Casinos Austria and Novomatic
Then in August, a second affair involving Casinos Austria came to light, when an anonymous whistleblower provided evidence of possible corruption by the FPÖ and gambling company Novomatic. The evidence indicated that the party had offered political promises in return for the appointment of FPÖ insider Peter Sidlo to Novomatic-subsidiary, Casinos Austria.
Now, an investigatory committee meant to probe the Ibiza scandal has been shifted to this second Casinos scandal and the possible reform of gambling laws, when the initial motion for an “Ibiza Ausschuss” filed by the SPÖ and NEOS did not pass. However the mission of the new committee, say the SPÖ and NEOS, has been heavily redacted in favor of the ÖVP.
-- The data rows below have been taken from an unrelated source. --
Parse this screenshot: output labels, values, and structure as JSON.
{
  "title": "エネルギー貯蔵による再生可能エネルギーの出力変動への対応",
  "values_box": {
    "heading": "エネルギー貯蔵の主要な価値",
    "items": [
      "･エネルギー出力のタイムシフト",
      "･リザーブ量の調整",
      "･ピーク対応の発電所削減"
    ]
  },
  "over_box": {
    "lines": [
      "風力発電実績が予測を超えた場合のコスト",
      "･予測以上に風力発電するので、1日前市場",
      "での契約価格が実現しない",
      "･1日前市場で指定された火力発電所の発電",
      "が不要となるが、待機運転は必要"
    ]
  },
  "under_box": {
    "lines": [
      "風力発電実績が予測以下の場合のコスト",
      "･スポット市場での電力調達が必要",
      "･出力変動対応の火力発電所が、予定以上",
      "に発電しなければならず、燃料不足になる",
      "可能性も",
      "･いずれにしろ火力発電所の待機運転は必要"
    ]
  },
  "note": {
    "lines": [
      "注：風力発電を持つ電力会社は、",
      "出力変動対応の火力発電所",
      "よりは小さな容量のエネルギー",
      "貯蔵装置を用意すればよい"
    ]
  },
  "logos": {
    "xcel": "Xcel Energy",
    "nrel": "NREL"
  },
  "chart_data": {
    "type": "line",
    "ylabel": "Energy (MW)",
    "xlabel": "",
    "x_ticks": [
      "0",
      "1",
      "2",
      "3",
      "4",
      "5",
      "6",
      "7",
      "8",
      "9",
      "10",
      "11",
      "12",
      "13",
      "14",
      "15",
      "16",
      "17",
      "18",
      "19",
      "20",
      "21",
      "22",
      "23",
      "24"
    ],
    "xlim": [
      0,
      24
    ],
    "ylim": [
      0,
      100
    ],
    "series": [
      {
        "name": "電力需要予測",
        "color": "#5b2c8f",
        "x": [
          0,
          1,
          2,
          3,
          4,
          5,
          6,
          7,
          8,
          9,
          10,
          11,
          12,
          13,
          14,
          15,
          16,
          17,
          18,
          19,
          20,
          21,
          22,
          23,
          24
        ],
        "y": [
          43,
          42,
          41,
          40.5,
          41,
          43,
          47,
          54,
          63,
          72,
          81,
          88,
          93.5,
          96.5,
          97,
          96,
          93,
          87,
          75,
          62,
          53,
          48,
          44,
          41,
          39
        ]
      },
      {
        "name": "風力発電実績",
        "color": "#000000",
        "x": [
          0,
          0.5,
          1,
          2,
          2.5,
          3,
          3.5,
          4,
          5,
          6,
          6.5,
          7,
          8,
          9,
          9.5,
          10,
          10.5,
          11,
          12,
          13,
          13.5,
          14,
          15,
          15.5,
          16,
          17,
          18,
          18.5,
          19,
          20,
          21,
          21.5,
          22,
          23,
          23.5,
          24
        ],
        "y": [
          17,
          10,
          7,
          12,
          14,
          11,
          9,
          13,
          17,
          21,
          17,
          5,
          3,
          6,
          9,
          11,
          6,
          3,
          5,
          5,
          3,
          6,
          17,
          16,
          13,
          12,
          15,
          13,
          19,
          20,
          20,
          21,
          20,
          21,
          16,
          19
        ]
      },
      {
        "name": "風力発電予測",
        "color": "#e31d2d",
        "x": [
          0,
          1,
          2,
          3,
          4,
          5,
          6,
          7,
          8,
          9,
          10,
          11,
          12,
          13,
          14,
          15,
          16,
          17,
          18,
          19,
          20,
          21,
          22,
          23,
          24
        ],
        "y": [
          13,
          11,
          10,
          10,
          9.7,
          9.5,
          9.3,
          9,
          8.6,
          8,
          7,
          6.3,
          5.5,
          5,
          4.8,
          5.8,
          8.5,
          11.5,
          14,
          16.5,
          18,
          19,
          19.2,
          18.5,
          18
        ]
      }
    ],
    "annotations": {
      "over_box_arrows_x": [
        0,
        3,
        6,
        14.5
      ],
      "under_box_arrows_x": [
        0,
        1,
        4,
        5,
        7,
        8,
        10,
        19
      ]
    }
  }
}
SPÖ party leader Pamela Rendi-Wagner accused the ÖVP-Green coalition of limiting the committee’s investigating powers by removing ÖVP-sensitive topics from the agenda – in particular the Ibiza scandal and party finance reform, which they consider essential in wake of revelations that the ÖVP spent over twice the campaign limit in the 2019 snap election cycle.
Contesting the new motion’s legality in the Constitutional Court, the SPÖ and NEOS hope to reinstate the deleted topics on the agenda.